Jeffrey Hutzelman jhutz@cmu.edu
Tue, 16 Nov 2004 00:36:15 -0500


On Monday, November 08, 2004 09:49:32 -0500 Steve Devine <sdevine@msu.edu> 
wrote:

> All,
> Odd problem here.
> I have a file server where the bos server has stopped. It still seems to
> be serving files ok. vlserver is not running either. The last time this
> happened I restarted bosserver and this started a chain reaction of
> Salvaging that never actually stopped. The best solution is a reboot but
> if the server will hold off till tonight I would like to wait untill then
> .. classes are in full swing right now.
>
> SO here is my question .. can I remove SALVAGE.fs and start bosserver
> thereby avoiding the salvage routine? Or can I kill the fileserver
> processs one by one and then restart bosserver?
>
> Or is this an invitation to more headaches.?

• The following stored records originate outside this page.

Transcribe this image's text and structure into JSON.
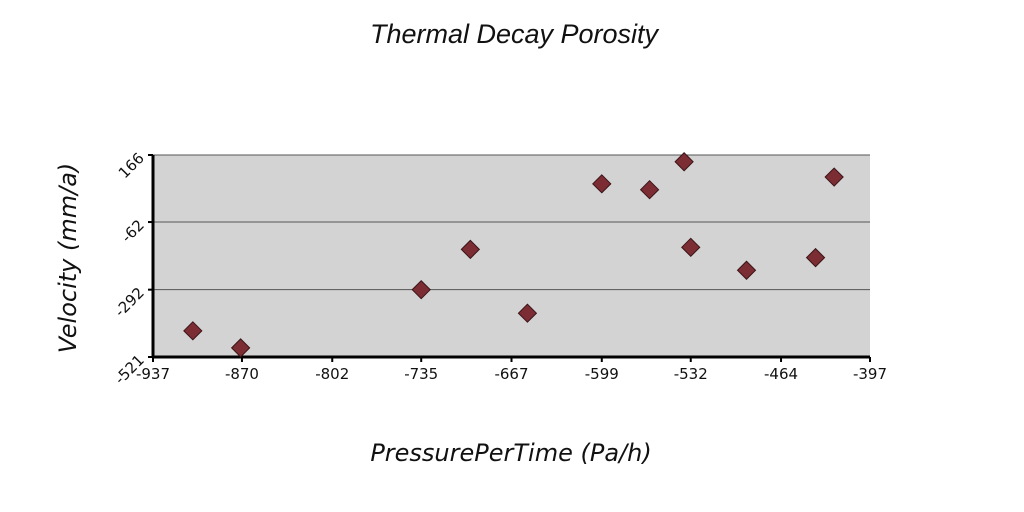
{
  "chart_data": {
    "type": "scatter",
    "title": "Thermal Decay Porosity",
    "xlabel": "PressurePerTime (Pa/h)",
    "ylabel": "Velocity (mm/a)",
    "xlim": [
      -937,
      -397
    ],
    "ylim": [
      -521,
      166
    ],
    "x_ticks": [
      "-937",
      "-870",
      "-802",
      "-735",
      "-667",
      "-599",
      "-532",
      "-464",
      "-397"
    ],
    "y_ticks": [
      "-521",
      "-292",
      "-62",
      "166"
    ],
    "grid": "horizontal",
    "legend": "none",
    "colors": {
      "plot_bg": "#d3d3d3",
      "marker": "#7b2d33",
      "marker_edge": "#3a1418",
      "grid": "#555555"
    },
    "points": [
      {
        "x": -907,
        "y": -432
      },
      {
        "x": -871,
        "y": -490
      },
      {
        "x": -735,
        "y": -292
      },
      {
        "x": -698,
        "y": -155
      },
      {
        "x": -655,
        "y": -372
      },
      {
        "x": -599,
        "y": 68
      },
      {
        "x": -563,
        "y": 48
      },
      {
        "x": -537,
        "y": 143
      },
      {
        "x": -532,
        "y": -148
      },
      {
        "x": -490,
        "y": -226
      },
      {
        "x": -438,
        "y": -183
      },
      {
        "x": -424,
        "y": 91
      }
    ]
  }
}
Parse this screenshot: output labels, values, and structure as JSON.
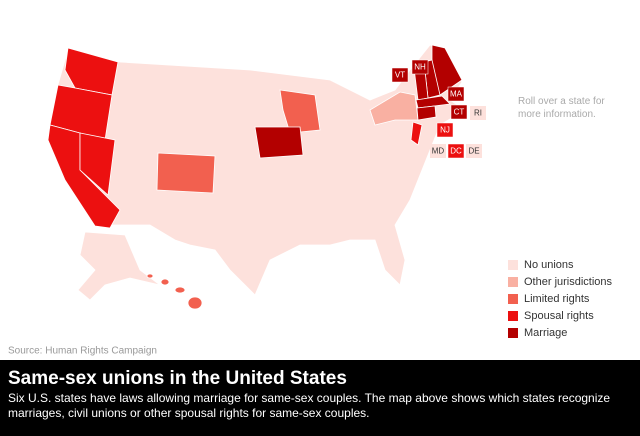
{
  "hint": "Roll over a state for more information.",
  "source": "Source: Human Rights Campaign",
  "legend": [
    {
      "label": "No unions",
      "color": "#fde1dc"
    },
    {
      "label": "Other jurisdictions",
      "color": "#f9b0a2"
    },
    {
      "label": "Limited rights",
      "color": "#f2604f"
    },
    {
      "label": "Spousal rights",
      "color": "#ec1010"
    },
    {
      "label": "Marriage",
      "color": "#b30000"
    }
  ],
  "state_labels": [
    {
      "label": "VT",
      "category": 4
    },
    {
      "label": "NH",
      "category": 4
    },
    {
      "label": "MA",
      "category": 4
    },
    {
      "label": "CT",
      "category": 4
    },
    {
      "label": "RI",
      "category": 0
    },
    {
      "label": "NJ",
      "category": 3
    },
    {
      "label": "MD",
      "category": 0
    },
    {
      "label": "DC",
      "category": 3
    },
    {
      "label": "DE",
      "category": 0
    }
  ],
  "banner": {
    "title": "Same-sex unions in the United States",
    "description": [
      "Six U.S. states have laws allowing marriage for same-sex couples. The map above shows which states recognize",
      "marriages, civil unions or other spousal rights for same-sex couples."
    ]
  }
}
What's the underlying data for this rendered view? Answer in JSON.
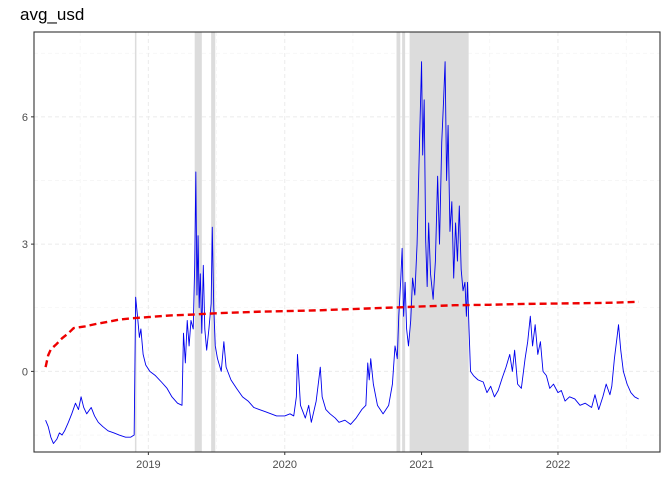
{
  "chart_data": {
    "type": "line",
    "title": "avg_usd",
    "xlabel": "",
    "ylabel": "",
    "xlim": [
      "2018-03-01",
      "2022-10-01"
    ],
    "ylim": [
      -1.9,
      8.0
    ],
    "x_ticks": [
      "2019-01-01",
      "2020-01-01",
      "2021-01-01",
      "2022-01-01"
    ],
    "x_tick_labels": [
      "2019",
      "2020",
      "2021",
      "2022"
    ],
    "y_ticks": [
      0,
      3,
      6
    ],
    "y_tick_labels": [
      "0",
      "3",
      "6"
    ],
    "grid": true,
    "legend": "none",
    "colors": {
      "series": "#0000ee",
      "trend": "#ee0000",
      "bands": "#dcdcdc"
    },
    "shaded_periods": [
      [
        "2018-11-26",
        "2018-11-30"
      ],
      [
        "2019-05-05",
        "2019-05-24"
      ],
      [
        "2019-06-18",
        "2019-06-29"
      ],
      [
        "2020-10-26",
        "2020-11-05"
      ],
      [
        "2020-11-10",
        "2020-11-18"
      ],
      [
        "2020-11-30",
        "2021-05-07"
      ]
    ],
    "series": [
      {
        "style": "solid",
        "points": [
          [
            "2018-04-01",
            -1.15
          ],
          [
            "2018-04-08",
            -1.3
          ],
          [
            "2018-04-15",
            -1.55
          ],
          [
            "2018-04-22",
            -1.7
          ],
          [
            "2018-05-01",
            -1.6
          ],
          [
            "2018-05-08",
            -1.45
          ],
          [
            "2018-05-15",
            -1.5
          ],
          [
            "2018-05-22",
            -1.4
          ],
          [
            "2018-06-01",
            -1.2
          ],
          [
            "2018-06-10",
            -1.0
          ],
          [
            "2018-06-20",
            -0.75
          ],
          [
            "2018-06-28",
            -0.9
          ],
          [
            "2018-07-05",
            -0.6
          ],
          [
            "2018-07-12",
            -0.85
          ],
          [
            "2018-07-20",
            -1.0
          ],
          [
            "2018-08-01",
            -0.85
          ],
          [
            "2018-08-10",
            -1.05
          ],
          [
            "2018-08-20",
            -1.2
          ],
          [
            "2018-09-01",
            -1.3
          ],
          [
            "2018-09-15",
            -1.4
          ],
          [
            "2018-10-01",
            -1.45
          ],
          [
            "2018-10-15",
            -1.5
          ],
          [
            "2018-11-01",
            -1.55
          ],
          [
            "2018-11-15",
            -1.55
          ],
          [
            "2018-11-24",
            -1.5
          ],
          [
            "2018-11-28",
            1.75
          ],
          [
            "2018-12-03",
            1.3
          ],
          [
            "2018-12-08",
            0.8
          ],
          [
            "2018-12-12",
            1.0
          ],
          [
            "2018-12-18",
            0.4
          ],
          [
            "2018-12-25",
            0.15
          ],
          [
            "2019-01-05",
            0.0
          ],
          [
            "2019-01-20",
            -0.1
          ],
          [
            "2019-02-05",
            -0.25
          ],
          [
            "2019-02-20",
            -0.4
          ],
          [
            "2019-03-05",
            -0.6
          ],
          [
            "2019-03-20",
            -0.75
          ],
          [
            "2019-04-01",
            -0.8
          ],
          [
            "2019-04-05",
            0.9
          ],
          [
            "2019-04-10",
            0.2
          ],
          [
            "2019-04-15",
            1.2
          ],
          [
            "2019-04-20",
            0.6
          ],
          [
            "2019-04-25",
            1.2
          ],
          [
            "2019-05-01",
            1.0
          ],
          [
            "2019-05-05",
            2.5
          ],
          [
            "2019-05-08",
            4.7
          ],
          [
            "2019-05-11",
            1.8
          ],
          [
            "2019-05-14",
            3.2
          ],
          [
            "2019-05-17",
            1.5
          ],
          [
            "2019-05-20",
            2.3
          ],
          [
            "2019-05-24",
            0.9
          ],
          [
            "2019-05-28",
            2.5
          ],
          [
            "2019-06-01",
            1.0
          ],
          [
            "2019-06-06",
            0.5
          ],
          [
            "2019-06-12",
            1.0
          ],
          [
            "2019-06-18",
            1.6
          ],
          [
            "2019-06-21",
            3.4
          ],
          [
            "2019-06-25",
            1.5
          ],
          [
            "2019-06-29",
            0.6
          ],
          [
            "2019-07-05",
            0.3
          ],
          [
            "2019-07-15",
            0.0
          ],
          [
            "2019-07-22",
            0.7
          ],
          [
            "2019-07-28",
            0.1
          ],
          [
            "2019-08-10",
            -0.2
          ],
          [
            "2019-08-25",
            -0.4
          ],
          [
            "2019-09-10",
            -0.6
          ],
          [
            "2019-09-25",
            -0.7
          ],
          [
            "2019-10-10",
            -0.85
          ],
          [
            "2019-10-25",
            -0.9
          ],
          [
            "2019-11-10",
            -0.95
          ],
          [
            "2019-11-25",
            -1.0
          ],
          [
            "2019-12-10",
            -1.05
          ],
          [
            "2020-01-01",
            -1.05
          ],
          [
            "2020-01-15",
            -1.0
          ],
          [
            "2020-01-25",
            -1.05
          ],
          [
            "2020-02-01",
            -0.6
          ],
          [
            "2020-02-04",
            0.4
          ],
          [
            "2020-02-08",
            -0.2
          ],
          [
            "2020-02-12",
            -0.8
          ],
          [
            "2020-02-25",
            -1.1
          ],
          [
            "2020-03-05",
            -0.8
          ],
          [
            "2020-03-12",
            -1.2
          ],
          [
            "2020-03-25",
            -0.7
          ],
          [
            "2020-04-01",
            -0.2
          ],
          [
            "2020-04-05",
            0.1
          ],
          [
            "2020-04-10",
            -0.6
          ],
          [
            "2020-04-20",
            -0.9
          ],
          [
            "2020-05-01",
            -1.0
          ],
          [
            "2020-05-15",
            -1.1
          ],
          [
            "2020-05-25",
            -1.2
          ],
          [
            "2020-06-10",
            -1.15
          ],
          [
            "2020-06-25",
            -1.25
          ],
          [
            "2020-07-10",
            -1.1
          ],
          [
            "2020-07-25",
            -0.9
          ],
          [
            "2020-08-05",
            -0.8
          ],
          [
            "2020-08-10",
            0.2
          ],
          [
            "2020-08-14",
            -0.2
          ],
          [
            "2020-08-18",
            0.3
          ],
          [
            "2020-08-25",
            -0.3
          ],
          [
            "2020-09-05",
            -0.8
          ],
          [
            "2020-09-20",
            -1.0
          ],
          [
            "2020-10-05",
            -0.8
          ],
          [
            "2020-10-15",
            -0.3
          ],
          [
            "2020-10-22",
            0.6
          ],
          [
            "2020-10-28",
            0.3
          ],
          [
            "2020-11-01",
            1.3
          ],
          [
            "2020-11-06",
            2.1
          ],
          [
            "2020-11-10",
            2.9
          ],
          [
            "2020-11-14",
            1.3
          ],
          [
            "2020-11-18",
            2.1
          ],
          [
            "2020-11-22",
            1.0
          ],
          [
            "2020-11-27",
            0.6
          ],
          [
            "2020-12-03",
            1.2
          ],
          [
            "2020-12-08",
            2.2
          ],
          [
            "2020-12-14",
            1.8
          ],
          [
            "2020-12-20",
            3.0
          ],
          [
            "2020-12-26",
            5.2
          ],
          [
            "2021-01-01",
            7.3
          ],
          [
            "2021-01-04",
            5.1
          ],
          [
            "2021-01-08",
            6.4
          ],
          [
            "2021-01-12",
            3.1
          ],
          [
            "2021-01-16",
            2.0
          ],
          [
            "2021-01-20",
            3.5
          ],
          [
            "2021-01-25",
            2.3
          ],
          [
            "2021-02-01",
            1.7
          ],
          [
            "2021-02-07",
            2.6
          ],
          [
            "2021-02-13",
            4.6
          ],
          [
            "2021-02-18",
            3.0
          ],
          [
            "2021-02-24",
            5.4
          ],
          [
            "2021-03-01",
            6.4
          ],
          [
            "2021-03-05",
            7.3
          ],
          [
            "2021-03-09",
            4.5
          ],
          [
            "2021-03-13",
            5.8
          ],
          [
            "2021-03-18",
            3.3
          ],
          [
            "2021-03-23",
            4.0
          ],
          [
            "2021-03-28",
            2.2
          ],
          [
            "2021-04-02",
            3.5
          ],
          [
            "2021-04-07",
            2.6
          ],
          [
            "2021-04-12",
            3.9
          ],
          [
            "2021-04-17",
            2.4
          ],
          [
            "2021-04-22",
            1.9
          ],
          [
            "2021-04-27",
            2.1
          ],
          [
            "2021-05-01",
            1.3
          ],
          [
            "2021-05-04",
            2.1
          ],
          [
            "2021-05-08",
            1.0
          ],
          [
            "2021-05-12",
            0.0
          ],
          [
            "2021-05-20",
            -0.1
          ],
          [
            "2021-06-01",
            -0.2
          ],
          [
            "2021-06-15",
            -0.25
          ],
          [
            "2021-06-25",
            -0.5
          ],
          [
            "2021-07-05",
            -0.35
          ],
          [
            "2021-07-15",
            -0.6
          ],
          [
            "2021-07-25",
            -0.45
          ],
          [
            "2021-08-05",
            -0.15
          ],
          [
            "2021-08-15",
            0.1
          ],
          [
            "2021-08-25",
            0.4
          ],
          [
            "2021-09-01",
            0.0
          ],
          [
            "2021-09-07",
            0.5
          ],
          [
            "2021-09-15",
            -0.3
          ],
          [
            "2021-09-25",
            -0.4
          ],
          [
            "2021-10-05",
            0.3
          ],
          [
            "2021-10-12",
            0.7
          ],
          [
            "2021-10-19",
            1.3
          ],
          [
            "2021-10-25",
            0.6
          ],
          [
            "2021-11-01",
            1.1
          ],
          [
            "2021-11-08",
            0.4
          ],
          [
            "2021-11-15",
            0.7
          ],
          [
            "2021-11-22",
            0.0
          ],
          [
            "2021-12-01",
            -0.1
          ],
          [
            "2021-12-10",
            -0.4
          ],
          [
            "2021-12-20",
            -0.3
          ],
          [
            "2022-01-01",
            -0.5
          ],
          [
            "2022-01-10",
            -0.45
          ],
          [
            "2022-01-20",
            -0.7
          ],
          [
            "2022-02-01",
            -0.6
          ],
          [
            "2022-02-15",
            -0.65
          ],
          [
            "2022-03-01",
            -0.8
          ],
          [
            "2022-03-15",
            -0.75
          ],
          [
            "2022-04-01",
            -0.85
          ],
          [
            "2022-04-10",
            -0.55
          ],
          [
            "2022-04-20",
            -0.9
          ],
          [
            "2022-05-01",
            -0.6
          ],
          [
            "2022-05-10",
            -0.3
          ],
          [
            "2022-05-20",
            -0.55
          ],
          [
            "2022-05-25",
            -0.35
          ],
          [
            "2022-06-01",
            0.3
          ],
          [
            "2022-06-08",
            0.8
          ],
          [
            "2022-06-12",
            1.1
          ],
          [
            "2022-06-18",
            0.5
          ],
          [
            "2022-06-25",
            0.0
          ],
          [
            "2022-07-05",
            -0.3
          ],
          [
            "2022-07-15",
            -0.5
          ],
          [
            "2022-07-25",
            -0.6
          ],
          [
            "2022-08-05",
            -0.65
          ]
        ]
      },
      {
        "style": "dashed",
        "points": [
          [
            "2018-04-01",
            0.1
          ],
          [
            "2018-04-08",
            0.38
          ],
          [
            "2018-04-15",
            0.52
          ],
          [
            "2018-05-01",
            0.65
          ],
          [
            "2018-05-15",
            0.78
          ],
          [
            "2018-06-01",
            0.9
          ],
          [
            "2018-06-15",
            1.02
          ],
          [
            "2018-07-15",
            1.06
          ],
          [
            "2018-08-15",
            1.12
          ],
          [
            "2018-09-15",
            1.17
          ],
          [
            "2018-10-15",
            1.22
          ],
          [
            "2018-11-15",
            1.25
          ],
          [
            "2019-01-01",
            1.28
          ],
          [
            "2019-03-01",
            1.32
          ],
          [
            "2019-05-01",
            1.34
          ],
          [
            "2019-07-01",
            1.37
          ],
          [
            "2019-09-01",
            1.39
          ],
          [
            "2019-11-01",
            1.41
          ],
          [
            "2020-01-01",
            1.42
          ],
          [
            "2020-04-01",
            1.44
          ],
          [
            "2020-07-01",
            1.47
          ],
          [
            "2020-10-01",
            1.5
          ],
          [
            "2021-01-01",
            1.53
          ],
          [
            "2021-04-01",
            1.56
          ],
          [
            "2021-07-01",
            1.57
          ],
          [
            "2021-10-01",
            1.59
          ],
          [
            "2022-01-01",
            1.6
          ],
          [
            "2022-04-01",
            1.61
          ],
          [
            "2022-06-01",
            1.62
          ],
          [
            "2022-08-05",
            1.64
          ]
        ]
      }
    ]
  }
}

Don't do that.  If the bosserver is dead and you try to start a new one, 
then it will not know about the other servers that are still running, and 
will attempt to start new ones.  This is why you were getting the "endless 
salvage" - the fileserver would start up, find out that its port is 
unavailable, and exit.

The safest course of action is to manually kill off any of the remaining 
servers that normally run under the bosserver's control, then restart the 
bosserver (possibly after a reboot).  As long as the other services are 
still working, it is safe to wait arbitrarily long before doing this.

Note that while most of the servers will shut down cleanly if sent SIGTERM, 
the fileserver is special and needs to be sent SIGQUIT to make it shut down.

-- Jeffrey T. Hutzelman (N3NHS) <jhutz+@cmu.edu>
   Sr. Research Systems Programmer
   School of Computer Science - Research Computing Facility
   Carnegie Mellon University - Pittsburgh, PA